Il grava son poème de mort sur sa propre tombe et mourut peu après, à 71 ans :
La lune et les fleurs de cerisier –
Maintenant, de ce monde,
je connais le troisième vers
°
Ishû (ou Shigeyori) (mort en 1680, à 74 ans) :
Les bâtons des pèlerins seuls
passent
sur la lande estivale
–
Le pied sait que c’est
le premier matin de l’automne
sur la véranda fraîchement lavée
–
C’est l’équinoxe de printemps
la compassion du Bouddha
nous permet de casser les branches fleuries
°
Teishitsu (mort en 1673, à 64 ans) :
Allons à Saga,
mouettes,
manger de la truite !
°
Bôitsu (1548-1630). Etait aveugle.
Je suis ici au milieu des fleurs !
J’entends les gens rire
dans les montages printanières
–
Attendant le vent depuis si longtemps,
jusqu’à aujourd’hui,
feuilles tombées !
°
Tokugen (mort en 1647, à 89 ans).
Son dernier verset :
Jusqu’à maintenant
je racontais des balivernes –
Une nuit de lune
–
N’importe comment nous la voyons,
il n’y a rien de plus noir
que la neige
: « Voici un exemple de comment le zen intellectuel, et la philosophie de Lao-tseu et de Tchouang-tseu, ne peuvent jamais devenir de la poésie. » (R.H. Blyth.)
°
Kigin. (Professeur de haïku de Bashô ; Prêtre shintô) :
Les herbes de la pampa
prennent la forme
du vent d’automne
–
De l’eau trouble coulant
sous les fleurs de cerisiers
le long de la rivière Yoshino
°
Saimu (mort à 73 ans ; Elève préféré de Teitoku.)
Son jisei :
A l’aube
la cloche résonne dans les fleurs
autour du portail du temple Jôdô
–
Son corps a fini
en vacuité –
Quelle chose est une cigale !
°
Baisei (mort en 1699, à 89 ans.

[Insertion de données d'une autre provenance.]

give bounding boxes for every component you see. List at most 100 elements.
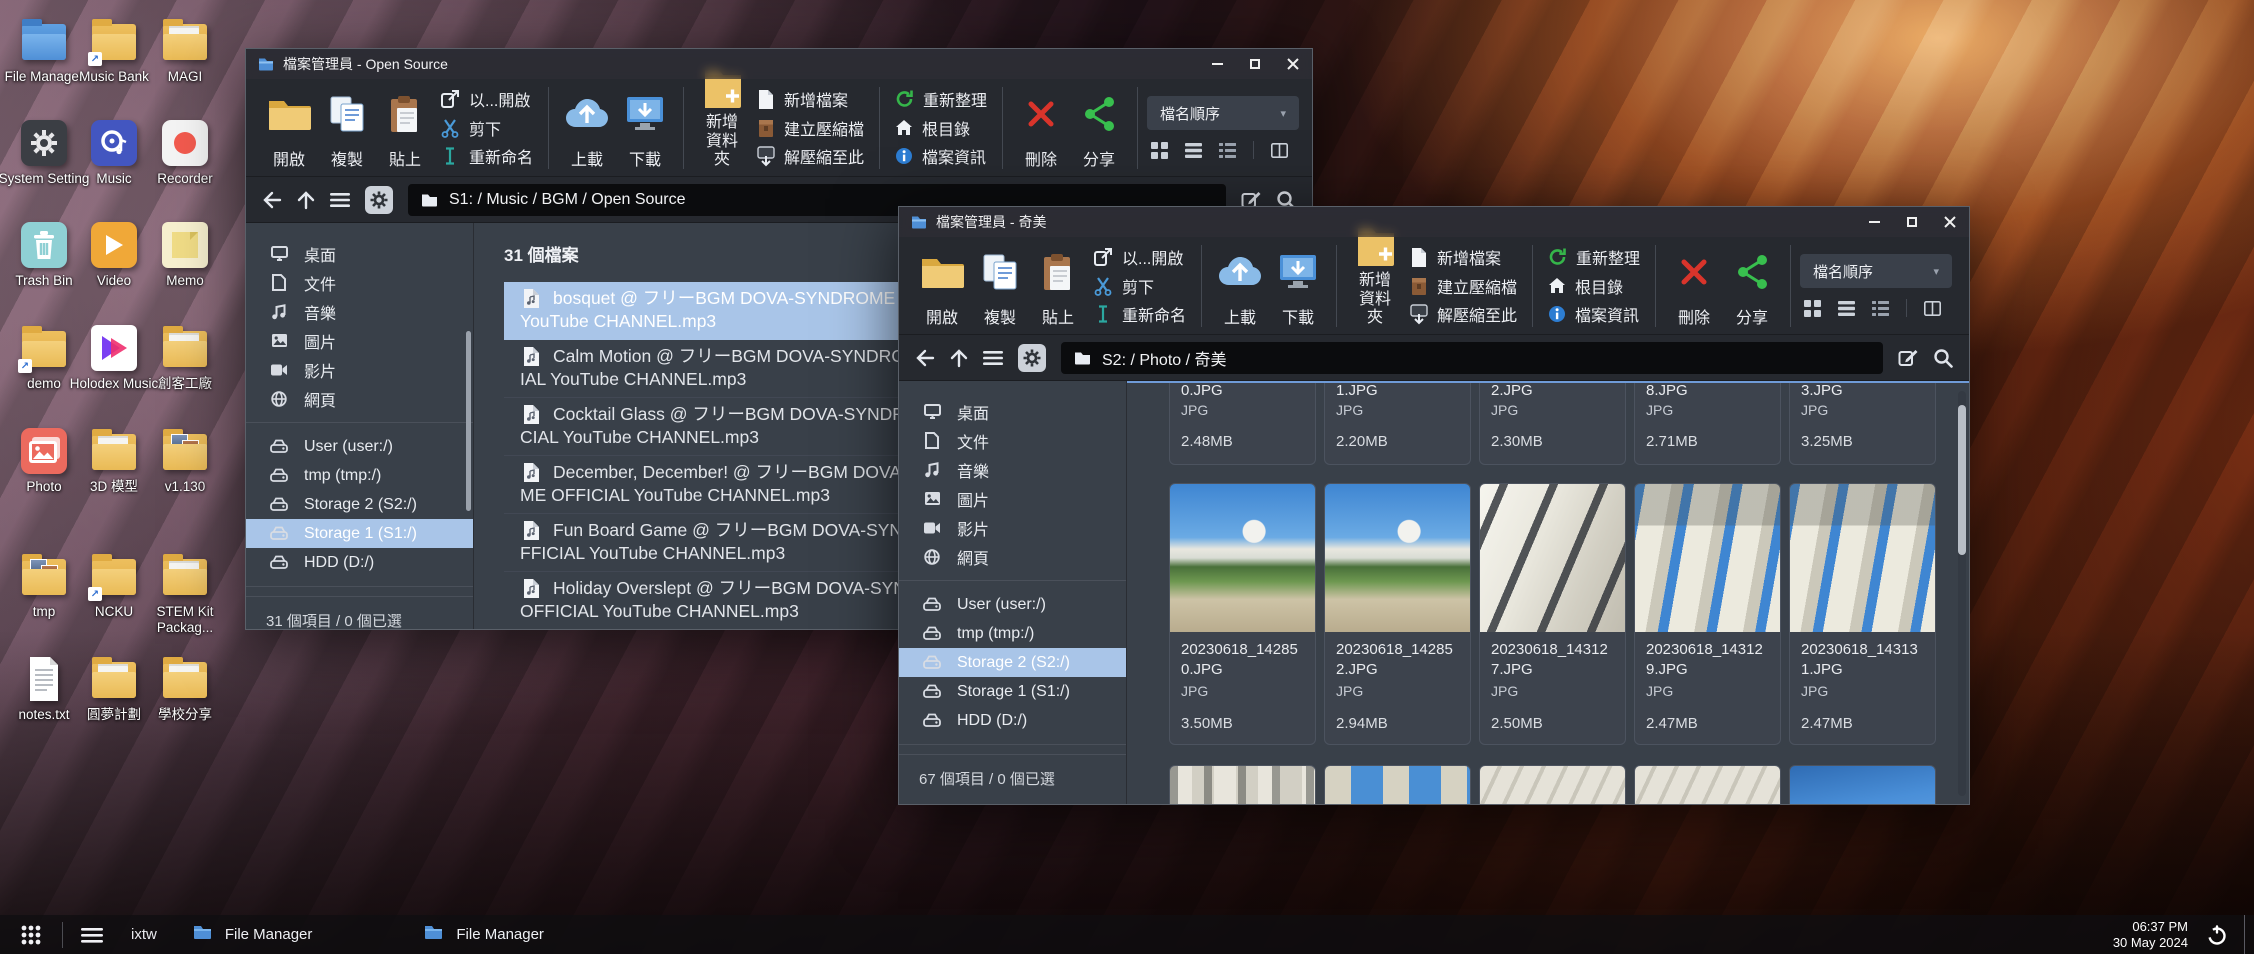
photo-card-partial[interactable] [1479, 765, 1626, 804]
maximize-button[interactable] [1893, 207, 1931, 237]
toolbar-archive-button[interactable]: 建立壓縮檔 [1410, 273, 1517, 298]
photo-card[interactable]: 20230618_143129.JPGJPG2.47MB [1634, 483, 1781, 745]
toolbar-file-info-button[interactable]: 檔案資訊 [1548, 302, 1640, 327]
sidebar-place-music[interactable]: 音樂 [246, 297, 473, 326]
toolbar-open-button[interactable]: 開啟 [913, 244, 971, 328]
view-grid-button[interactable] [1804, 300, 1821, 317]
sidebar-drive-5[interactable]: HDD (D:/) [899, 706, 1126, 735]
photo-card[interactable]: 20230618_143127.JPGJPG2.50MB [1479, 483, 1626, 745]
sidebar-drive-3[interactable]: Storage 2 (S2:/) [899, 648, 1126, 677]
toolbar-delete-button[interactable]: 刪除 [1665, 244, 1723, 328]
sort-order-dropdown[interactable]: 檔名順序▾ [1147, 96, 1299, 130]
sidebar-drive-4[interactable]: Storage 1 (S1:/) [899, 677, 1126, 706]
taskbar-clock[interactable]: 06:37 PM 30 May 2024 [2113, 919, 2188, 950]
menu-icon[interactable] [330, 192, 350, 208]
back-icon[interactable] [262, 191, 282, 209]
desktop-icon--[interactable]: 創客工廠 [137, 325, 233, 392]
close-button[interactable] [1274, 49, 1312, 79]
sidebar-place-desktop[interactable]: 桌面 [246, 239, 473, 268]
view-list-button[interactable] [1838, 301, 1855, 316]
maximize-button[interactable] [1236, 49, 1274, 79]
photo-card[interactable]: 20230618_142852.JPGJPG2.94MB [1324, 483, 1471, 745]
view-columns-button[interactable] [1924, 301, 1941, 316]
power-icon[interactable] [2206, 924, 2228, 946]
toolbar-open-with-button[interactable]: 以...開啟 [1093, 245, 1186, 270]
desktop-icon--[interactable]: 學校分享 [137, 656, 233, 723]
sidebar-drive-2[interactable]: tmp (tmp:/) [899, 619, 1126, 648]
view-detail-button[interactable] [1219, 143, 1236, 158]
settings-gear-button[interactable] [1018, 344, 1046, 372]
sidebar-place-image[interactable]: 圖片 [246, 326, 473, 355]
desktop-icon-recorder[interactable]: Recorder [137, 120, 233, 187]
up-icon[interactable] [297, 190, 315, 210]
task-menu-icon[interactable] [63, 927, 119, 943]
sidebar-drive-4[interactable]: Storage 1 (S1:/) [246, 519, 473, 548]
photo-card-partial[interactable]: 2.JPGJPG2.30MB [1479, 381, 1626, 465]
photo-card[interactable]: 20230618_143131.JPGJPG2.47MB [1789, 483, 1936, 745]
menu-icon[interactable] [983, 350, 1003, 366]
photo-card-partial[interactable]: 1.JPGJPG2.20MB [1324, 381, 1471, 465]
minimize-button[interactable] [1198, 49, 1236, 79]
sidebar-place-web[interactable]: 網頁 [246, 384, 473, 413]
toolbar-delete-button[interactable]: 刪除 [1012, 86, 1070, 170]
toolbar-cut-button[interactable]: 剪下 [1093, 273, 1186, 298]
photo-card-partial[interactable] [1324, 765, 1471, 804]
toolbar-new-folder-button[interactable]: 新增資料夾 [1346, 244, 1404, 328]
sidebar-scrollbar-thumb[interactable] [466, 331, 471, 511]
minimize-button[interactable] [1855, 207, 1893, 237]
photo-card-partial[interactable]: 3.JPGJPG3.25MB [1789, 381, 1936, 465]
toolbar-rename-button[interactable]: 重新命名 [1093, 302, 1186, 327]
sidebar-drive-1[interactable]: User (user:/) [899, 590, 1126, 619]
toolbar-upload-button[interactable]: 上載 [558, 86, 616, 170]
sidebar-place-web[interactable]: 網頁 [899, 542, 1126, 571]
photo-card[interactable]: 20230618_142850.JPGJPG3.50MB [1169, 483, 1316, 745]
view-list-button[interactable] [1185, 143, 1202, 158]
sidebar-place-document[interactable]: 文件 [899, 426, 1126, 455]
show-desktop-strip[interactable] [2244, 915, 2254, 954]
sidebar-drive-5[interactable]: HDD (D:/) [246, 548, 473, 577]
toolbar-share-button[interactable]: 分享 [1723, 244, 1781, 328]
toolbar-copy-button[interactable]: 複製 [971, 244, 1029, 328]
desktop-icon-v1-130[interactable]: v1.130 [137, 428, 233, 495]
toolbar-paste-button[interactable]: 貼上 [1029, 244, 1087, 328]
toolbar-copy-button[interactable]: 複製 [318, 86, 376, 170]
toolbar-extract-button[interactable]: 解壓縮至此 [1410, 302, 1517, 327]
sidebar-place-video[interactable]: 影片 [899, 513, 1126, 542]
toolbar-new-file-button[interactable]: 新增檔案 [1410, 245, 1517, 270]
toolbar-open-with-button[interactable]: 以...開啟 [440, 87, 533, 112]
toolbar-new-folder-button[interactable]: 新增資料夾 [693, 86, 751, 170]
sort-order-dropdown[interactable]: 檔名順序▾ [1800, 254, 1952, 288]
path-field[interactable]: S2: / Photo / 奇美 [1061, 342, 1883, 374]
back-icon[interactable] [915, 349, 935, 367]
toolbar-upload-button[interactable]: 上載 [1211, 244, 1269, 328]
sidebar-place-desktop[interactable]: 桌面 [899, 397, 1126, 426]
toolbar-file-info-button[interactable]: 檔案資訊 [895, 144, 987, 169]
toolbar-root-button[interactable]: 根目錄 [895, 115, 987, 140]
scrollbar[interactable] [1958, 391, 1966, 796]
toolbar-new-file-button[interactable]: 新增檔案 [757, 87, 864, 112]
photo-card-partial[interactable] [1634, 765, 1781, 804]
taskbar-task-file-manager-1[interactable]: File Manager [183, 915, 323, 954]
sidebar-place-image[interactable]: 圖片 [899, 484, 1126, 513]
toolbar-archive-button[interactable]: 建立壓縮檔 [757, 115, 864, 140]
view-grid-button[interactable] [1151, 142, 1168, 159]
toolbar-share-button[interactable]: 分享 [1070, 86, 1128, 170]
view-columns-button[interactable] [1271, 143, 1288, 158]
search-icon[interactable] [1933, 348, 1953, 368]
desktop-icon-memo[interactable]: Memo [137, 222, 233, 289]
toolbar-cut-button[interactable]: 剪下 [440, 115, 533, 140]
sidebar-drive-3[interactable]: Storage 2 (S2:/) [246, 490, 473, 519]
photo-card-partial[interactable] [1169, 765, 1316, 804]
photo-card-partial[interactable]: 8.JPGJPG2.71MB [1634, 381, 1781, 465]
scrollbar-thumb[interactable] [1958, 405, 1966, 555]
edit-path-icon[interactable] [1898, 348, 1918, 368]
photo-card-partial[interactable]: 0.JPGJPG2.48MB [1169, 381, 1316, 465]
toolbar-extract-button[interactable]: 解壓縮至此 [757, 144, 864, 169]
toolbar-root-button[interactable]: 根目錄 [1548, 273, 1640, 298]
close-button[interactable] [1931, 207, 1969, 237]
view-detail-button[interactable] [1872, 301, 1889, 316]
sidebar-drive-1[interactable]: User (user:/) [246, 432, 473, 461]
toolbar-download-button[interactable]: 下載 [616, 86, 674, 170]
sidebar-place-video[interactable]: 影片 [246, 355, 473, 384]
toolbar-rename-button[interactable]: 重新命名 [440, 144, 533, 169]
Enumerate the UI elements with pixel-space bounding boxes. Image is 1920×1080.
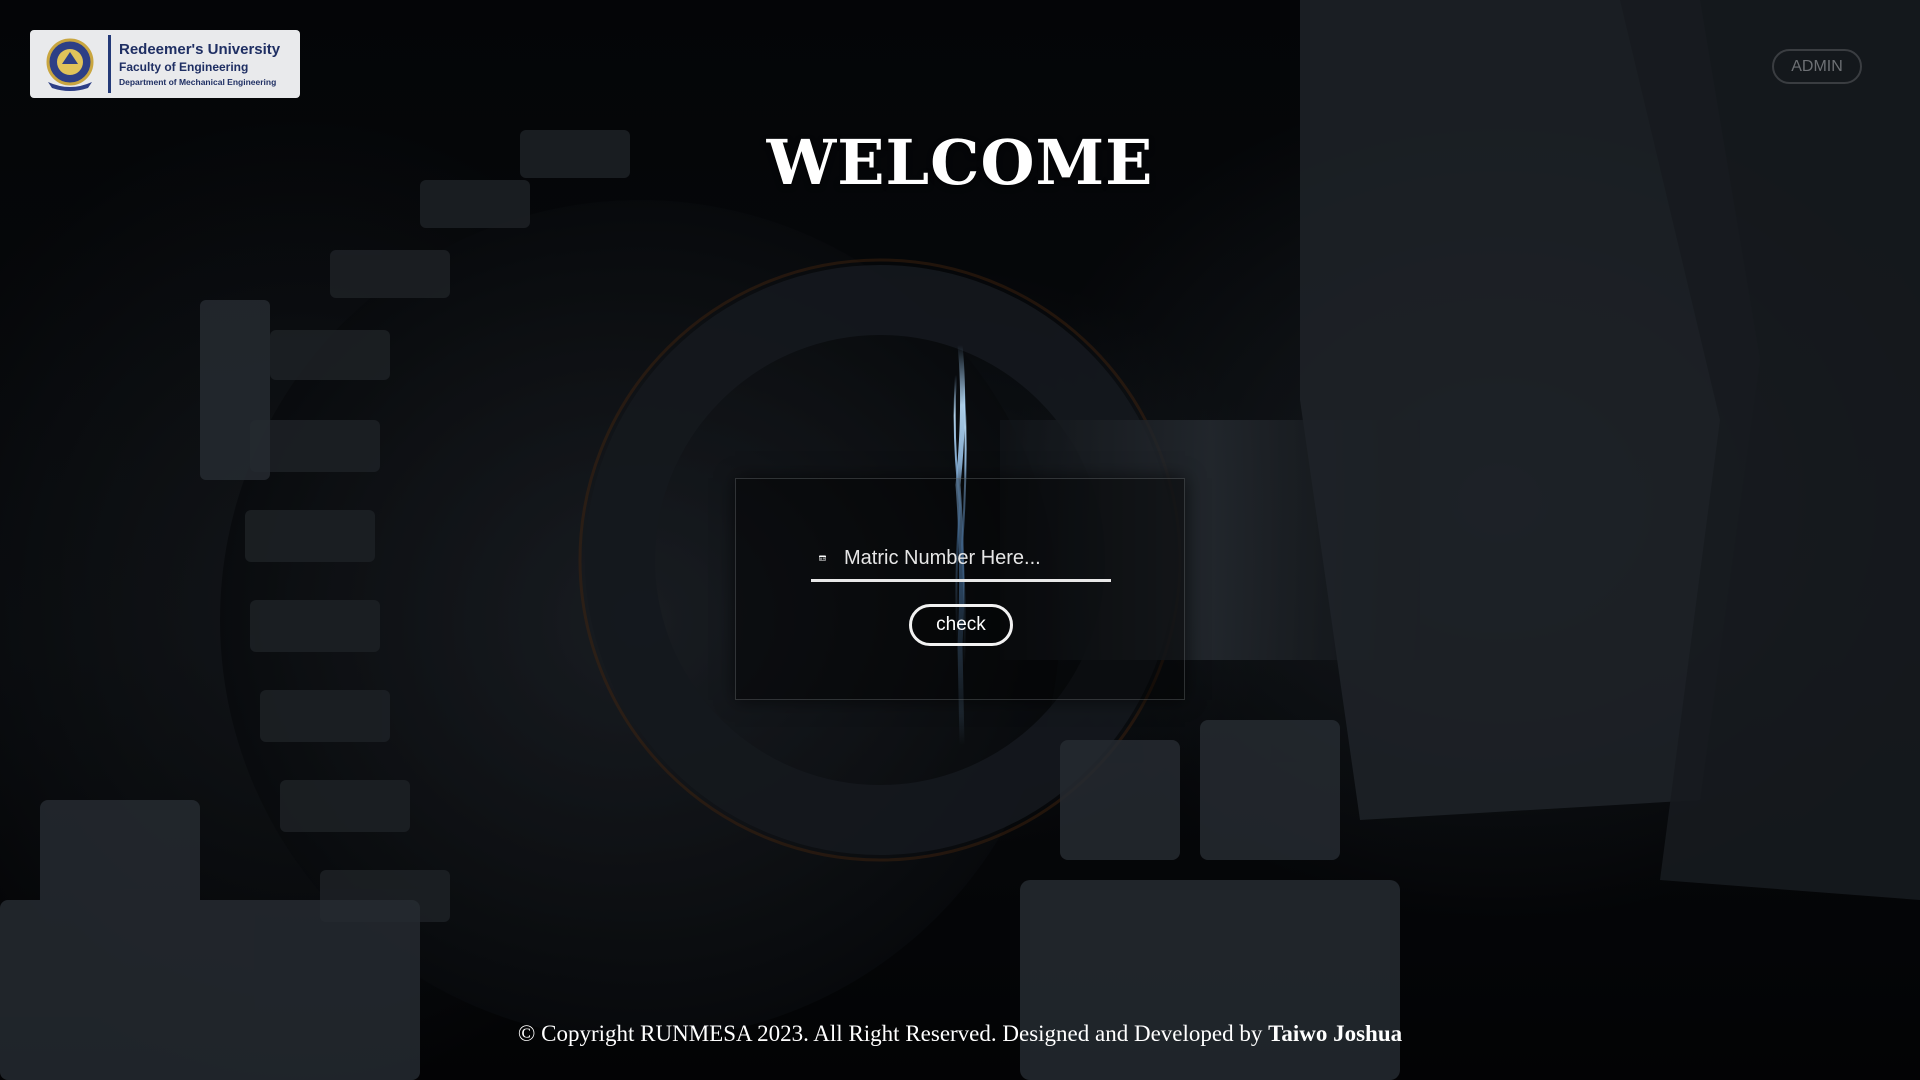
welcome-title: WELCOME xyxy=(766,126,1154,199)
matric-number-input[interactable] xyxy=(842,545,1111,571)
university-seal-icon xyxy=(38,34,102,94)
logo-text: Redeemer's University Faculty of Enginee… xyxy=(119,40,280,89)
id-card-icon xyxy=(819,555,826,561)
check-button[interactable]: check xyxy=(909,604,1013,646)
logo-divider xyxy=(108,35,111,93)
developer-name: Taiwo Joshua xyxy=(1268,1021,1403,1046)
department-name: Department of Mechanical Engineering xyxy=(119,76,277,87)
copyright-text: © Copyright RUNMESA 2023. All Right Rese… xyxy=(517,1021,1263,1046)
university-logo[interactable]: Redeemer's University Faculty of Enginee… xyxy=(30,30,300,98)
footer-copyright: © Copyright RUNMESA 2023. All Right Rese… xyxy=(0,1021,1920,1047)
matric-check-card: check xyxy=(735,478,1185,700)
university-name: Redeemer's University xyxy=(119,40,281,58)
matric-input-group[interactable] xyxy=(811,537,1111,582)
faculty-name: Faculty of Engineering xyxy=(119,59,249,74)
admin-button[interactable]: ADMIN xyxy=(1772,49,1862,84)
page-background: Redeemer's University Faculty of Enginee… xyxy=(0,0,1920,1080)
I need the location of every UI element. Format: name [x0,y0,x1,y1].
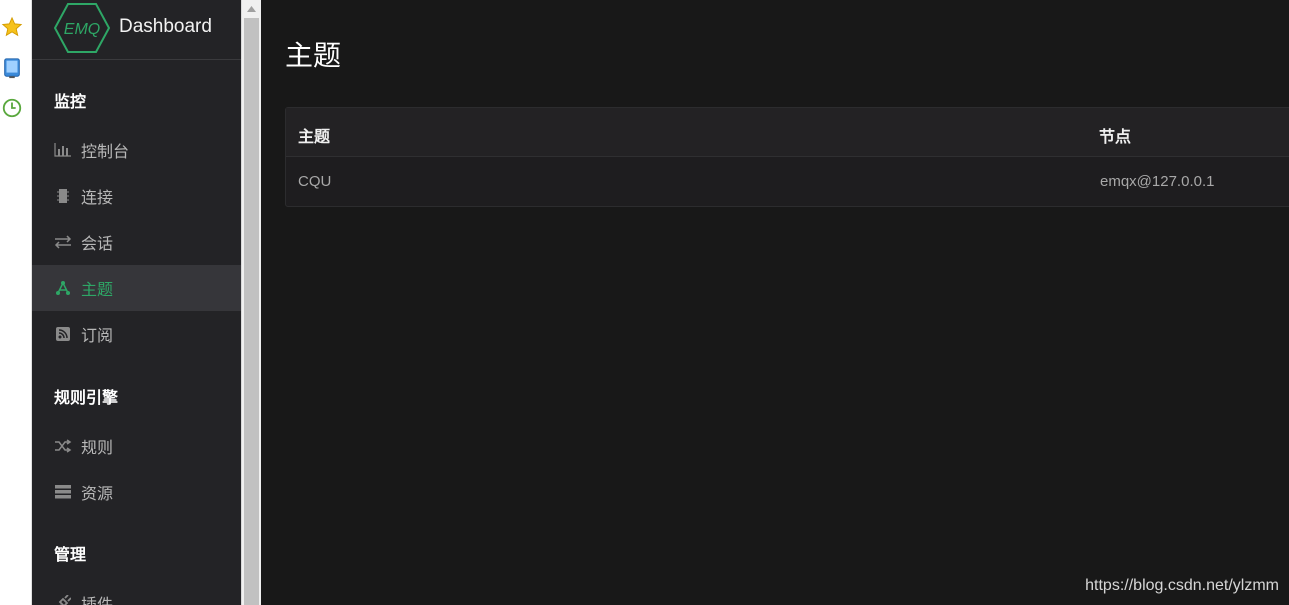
server-stack-icon [53,484,73,500]
sidebar-item-label: 插件 [81,595,114,605]
watermark: https://blog.csdn.net/ylzmm [1085,577,1279,594]
sidebar-item-rules[interactable]: 规则 [32,423,241,469]
browser-side-strip [0,0,32,605]
chip-icon [53,188,73,204]
rss-icon [53,326,73,342]
shuffle-icon [53,438,73,454]
page-title: 主题 [285,39,342,72]
sidebar-item-resources[interactable]: 资源 [32,469,241,515]
sidebar-item-dashboard[interactable]: 控制台 [32,127,241,173]
column-header-topic: 主题 [298,127,331,146]
swap-arrows-icon [53,234,73,250]
main-content: 主题 主题 节点 CQU emqx@127.0.0.1 https://blog… [261,0,1289,605]
sidebar-item-connections[interactable]: 连接 [32,173,241,219]
section-title-rule-engine: 规则引擎 [54,388,119,407]
sidebar: EMQ Dashboard 监控 控制台 连接 会话 主题 订阅 规则引擎 规则… [32,0,241,605]
sidebar-item-label: 控制台 [81,142,130,161]
scroll-thumb[interactable] [244,18,259,605]
table-header: 主题 节点 [286,108,1289,157]
sidebar-item-sessions[interactable]: 会话 [32,219,241,265]
plug-icon [53,595,73,605]
section-title-management: 管理 [54,545,87,564]
brand-header[interactable]: EMQ Dashboard [32,0,241,60]
history-clock-icon[interactable] [1,97,23,119]
sidebar-scrollbar[interactable] [241,0,261,605]
star-icon[interactable] [1,16,23,38]
scroll-up-arrow-icon[interactable] [242,0,261,17]
brand-name: Dashboard [119,16,212,37]
section-title-monitor: 监控 [54,92,87,111]
sidebar-item-label: 主题 [81,280,114,299]
sidebar-item-label: 订阅 [81,326,114,345]
sidebar-item-label: 会话 [81,234,114,253]
logo-text: EMQ [64,21,100,38]
sidebar-item-label: 规则 [81,438,114,457]
cell-topic: CQU [298,173,332,190]
sidebar-item-label: 连接 [81,188,114,207]
bar-chart-icon [53,142,73,158]
cell-node: emqx@127.0.0.1 [1100,173,1215,190]
emq-logo: EMQ [54,3,110,53]
table-row[interactable]: CQU emqx@127.0.0.1 [286,157,1289,207]
topics-table: 主题 节点 CQU emqx@127.0.0.1 [285,107,1289,207]
sidebar-item-subscriptions[interactable]: 订阅 [32,311,241,357]
topic-nodes-icon [53,280,73,296]
column-header-node: 节点 [1099,127,1132,146]
sidebar-item-topics[interactable]: 主题 [32,265,241,311]
sidebar-item-plugins[interactable]: 插件 [32,580,241,605]
tablet-icon[interactable] [1,57,23,79]
sidebar-item-label: 资源 [81,484,114,503]
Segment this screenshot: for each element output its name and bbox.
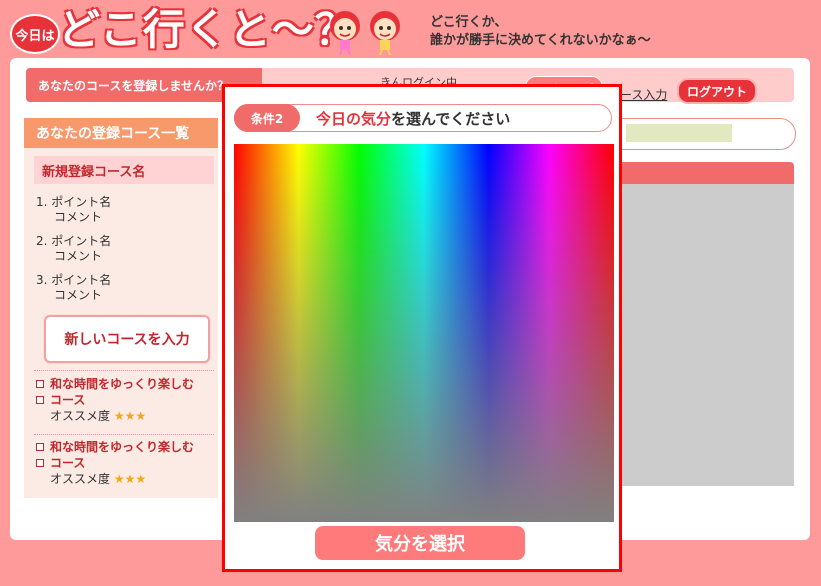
course-rating: オススメ度 ★★★	[34, 408, 214, 424]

Disciple de Teitoku.) :
Sont-ce des tourniquets,
ces papillons
volant au milieu des vagues de fleurs de cerisier ?
–
Le bateau sous la lune
a besoin d’un bon vent
dans le brouillard matinal
°
Dôsetsu (mort en 1654. Disciple de Teitoku.) :
Si cela existait,
la femme-fantôme-de-neige aussi
serait comme un melon blanc
°
Tadatomo (mort en 1676, à 52 ans. Elève de Herukiyo (mort en 1657.))
Charbon blanc ;
c’était autrefois
une branche enneigée
°
Gensatsu (mort en 1689, à 83 ans. Un des « 5 sages d’Edo ».) :
Un faon *
tétant les seins de sa mère
sous les flèches **
* = un bébé en habits de faon
** = un kimono à motif de flèches.
°
Mitoku (mort en 1669, à 82 ans) :
Ces fleurs enneigées
doivent être une réponse
aux « fleurs-de-neige » *
* : « snow-flowers ».
°
Ryôtoku (un des plus anciens disciples de Teitoku) :
Sur la rive de Sumi-no-e
les tambours des vagues
avec la musique des pins
–
Papillons dansant
parmi les fleurs de cerisier ;
Kagura * sous les Ise-zakura **
* : une sorte de cerisier-saule
** : la danse sacrée du sanctuaire d’Ise.
°
(A suivre :
Sôin et l’école Danrin. (p. 78))
Haïkus de l’Année des Grand tremblement de terre et raz-de-marée, anthologie par Madoka Mayuzumi, Ed. Red Moon Press, 2014 :
ABE Ryûsei (11 ans, ville de Yamada, Iwate) – 48 :
Je suis si content de voir les fleurs de cerisier à pleine maturité *
ce haïku donna à Madoka Mayuzumi le titre de son anthologie : « So Happy to see Cherry Blossoms », (Haïkus de l’Année du Grand Séisme et du Grand Tsunami), Red Moon Press, 2014.
°°
AKAGAWA Seijô (86 ans, Sendai, Miyagi) – 75 :
condoléances pour le séisme même du saké doux dans le colis
°°
AMI Takao (66 ans :Sendai, Miyagi) – 62 :
La mer s’étant calmée je verse du jeune thé *
« Shincha » (« nouveau thé ») renvoie au thé cueilli à la fin du printemps et mis sur le marché au début de l’été.
°°
ARA Fumiko (91 ans : Village d’Iitate, Fukushima) – 30 :
froid printanier douloureux d’évacuer à 90 ans
– 95 :
Même pendant l’évacuation les répliques continuent jusqu’au Festival d’O-Bon
°°
ARA Kazuko (63 ans, de Minamisôma, Fukushima) – 50 :
Au quartier des affaires frappé par le désastre viennent les hirondelles
°°
EBIHARA Yuka (44 ans : Minamisôma, Fukushima) – 34 :
désastre du séisme débris empilés sur la Colline des Fleurs
– 97 :
La lumière de la pleine lune enveloppe lentement un village dépeuplé
°°
FUNAHASHI Matsuko (59 ans : Minamisôma, Fukushima) – 61 :
le train abandonné sur sa voie la pluie de mai
°°
GORAI Shôko (78 ans, Minamisôma, Fukushima) – 67 :
Evacuée la maison vide murmure de jeunes hirondelles
– 90 :
A Tanabata * « Je veux maman » dit un enfant de victimes
* Tanabata, un des cinq festivals sacrés du Japon.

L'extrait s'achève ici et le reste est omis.